Semantic Ensemble Loss and Latent Refinement for High-Fidelity Neural Image Compression
This addresses perceptual quality issues in neural image compression for applications requiring high visual fidelity, representing a strong incremental improvement.
The paper tackles the problem of visually displeasing artifacts in neural image compression at low bit-rates by introducing a semantic ensemble loss and latent refinement process, achieving a 62% bitrate saving compared to MS-ILLM on the CLIC2024 validation set under the FID metric.

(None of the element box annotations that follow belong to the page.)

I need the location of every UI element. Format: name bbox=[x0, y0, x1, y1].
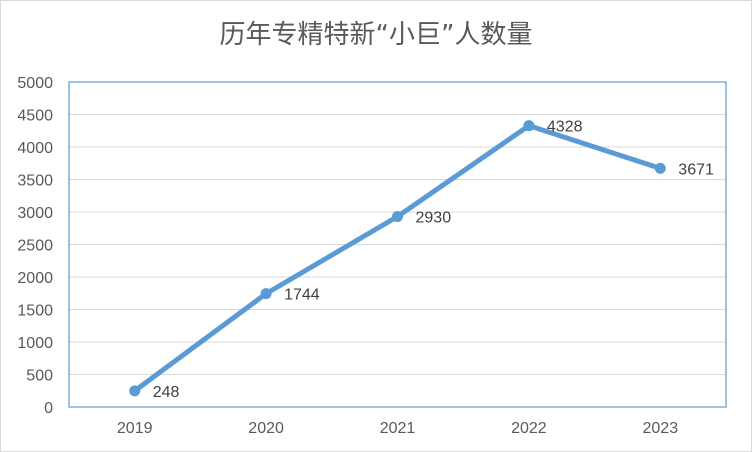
y-tick-label: 1000 bbox=[17, 335, 53, 352]
x-tick-label: 2020 bbox=[248, 420, 284, 437]
x-tick-label: 2022 bbox=[511, 420, 547, 437]
data-point bbox=[392, 211, 403, 223]
y-tick-label: 5000 bbox=[17, 75, 53, 92]
data-point bbox=[129, 385, 141, 397]
y-tick-label: 3500 bbox=[17, 173, 53, 190]
y-tick-label: 3000 bbox=[17, 205, 53, 222]
y-tick-label: 2500 bbox=[17, 238, 53, 255]
data-label: 2930 bbox=[416, 210, 452, 227]
data-point bbox=[523, 120, 535, 132]
x-tick-label: 2021 bbox=[380, 420, 416, 437]
y-tick-label: 4000 bbox=[17, 140, 53, 157]
y-tick-label: 1500 bbox=[17, 303, 53, 320]
series-line bbox=[132, 123, 663, 394]
y-tick-label: 0 bbox=[44, 400, 53, 417]
y-tick-label: 4500 bbox=[17, 108, 53, 125]
data-label: 3671 bbox=[678, 161, 714, 178]
data-label: 248 bbox=[153, 384, 180, 401]
plot-area-border bbox=[68, 81, 727, 408]
y-tick-label: 500 bbox=[26, 368, 53, 385]
data-point bbox=[654, 162, 666, 174]
data-label: 1744 bbox=[284, 287, 320, 304]
x-tick-label: 2023 bbox=[643, 420, 679, 437]
data-point bbox=[260, 288, 272, 300]
y-tick-label: 2000 bbox=[17, 270, 53, 287]
x-tick-label: 2019 bbox=[117, 420, 153, 437]
data-label: 4328 bbox=[547, 119, 583, 136]
chart-title: 历年专精特新“小巨”人数量 bbox=[219, 20, 533, 50]
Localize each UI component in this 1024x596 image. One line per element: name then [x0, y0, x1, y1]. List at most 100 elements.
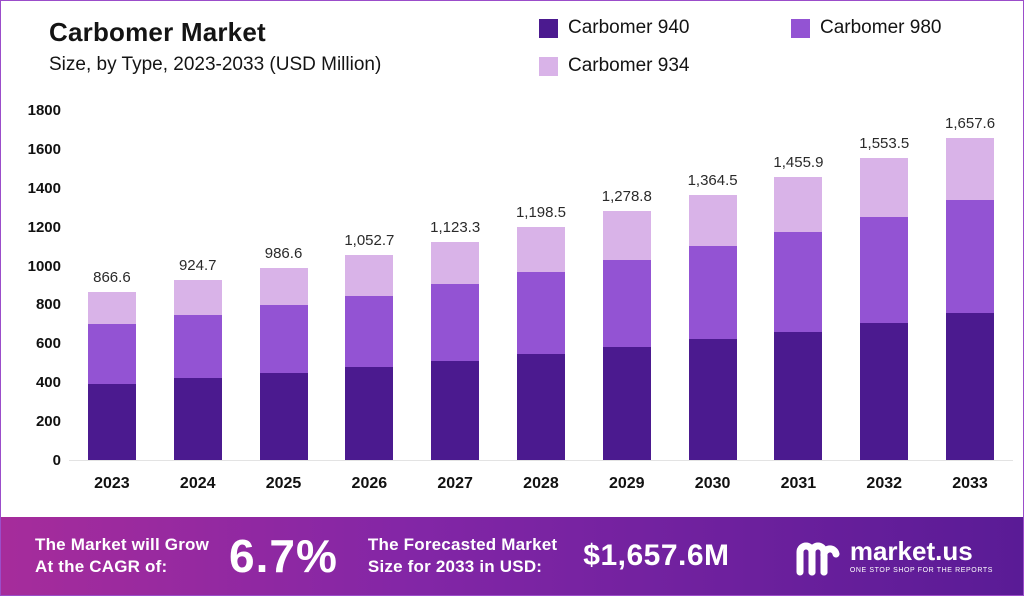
stacked-bar — [946, 137, 995, 460]
y-axis-tick-label: 1400 — [27, 179, 61, 197]
banner: The Market will Grow At the CAGR of: 6.7… — [1, 517, 1023, 595]
bar-group: 866.6 — [69, 111, 155, 460]
y-axis-tick-label: 1600 — [27, 140, 61, 158]
legend-swatch-icon — [791, 18, 810, 38]
legend-label: Carbomer 934 — [568, 55, 690, 76]
x-axis-tick-label: 2029 — [608, 475, 645, 492]
bar-segment-carbomer-934 — [516, 226, 565, 273]
y-axis-tick-label: 1000 — [27, 257, 61, 275]
bar-segment-carbomer-940 — [946, 313, 995, 460]
x-axis-tick-label: 2025 — [265, 475, 302, 492]
y-axis-tick-label: 600 — [35, 335, 61, 353]
bar-segment-carbomer-980 — [774, 231, 823, 332]
y-axis-tick-label: 200 — [35, 413, 61, 430]
bar-segment-carbomer-940 — [173, 378, 222, 460]
bar-segment-carbomer-940 — [602, 347, 651, 460]
bar-group: 1,455.9 — [756, 111, 842, 460]
x-axis-tick-label: 2033 — [952, 475, 988, 492]
bar-segment-carbomer-934 — [860, 157, 909, 217]
cagr-label: The Market will Grow At the CAGR of: — [35, 534, 209, 578]
marketus-logo: market.us ONE STOP SHOP FOR THE REPORTS — [796, 536, 993, 576]
stacked-bar — [516, 226, 565, 460]
stacked-bar — [87, 291, 136, 460]
forecast-value: $1,657.6M — [583, 539, 730, 572]
bar-total-label: 1,455.9 — [773, 153, 824, 171]
bar-segment-carbomer-980 — [345, 295, 394, 367]
bar-total-label: 1,553.5 — [859, 134, 910, 152]
marketus-logo-icon — [796, 536, 840, 576]
forecast-label: The Forecasted Market Size for 2033 in U… — [368, 534, 557, 578]
bar-segment-carbomer-980 — [860, 216, 909, 323]
bar-segment-carbomer-934 — [688, 194, 737, 247]
x-axis-tick-label: 2026 — [351, 475, 388, 492]
bar-segment-carbomer-980 — [259, 305, 308, 374]
bar-segment-carbomer-940 — [774, 331, 823, 460]
x-axis-tick-label: 2030 — [694, 475, 731, 492]
y-axis-tick-label: 1200 — [27, 218, 61, 236]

Recent advancements in neural compression have surpassed traditional codecs in PSNR and MS-SSIM measurements. However, at low bit-rates, these methods can introduce visually displeasing artifacts, such as blurring, color shifting, and texture loss, thereby compromising perceptual quality of images. To address these issues, this study presents an enhanced neural compression method designed for optimal visual fidelity. We have trained our model with a sophisticated semantic ensemble loss, integrating Charbonnier loss, perceptual loss, style loss, and a non-binary adversarial loss, to enhance the perceptual quality of image reconstructions. Additionally, we have implemented a latent refinement process to generate content-aware latent codes. These codes adhere to bit-rate constraints, balance the trade-off between distortion and fidelity, and prioritize bit allocation to regions of greater importance. Our empirical findings demonstrate that this approach significantly improves the statistical fidelity of neural image compression. On CLIC2024 validation set, our approach achieves a 62% bitrate saving compared to MS-ILLM under FID metric.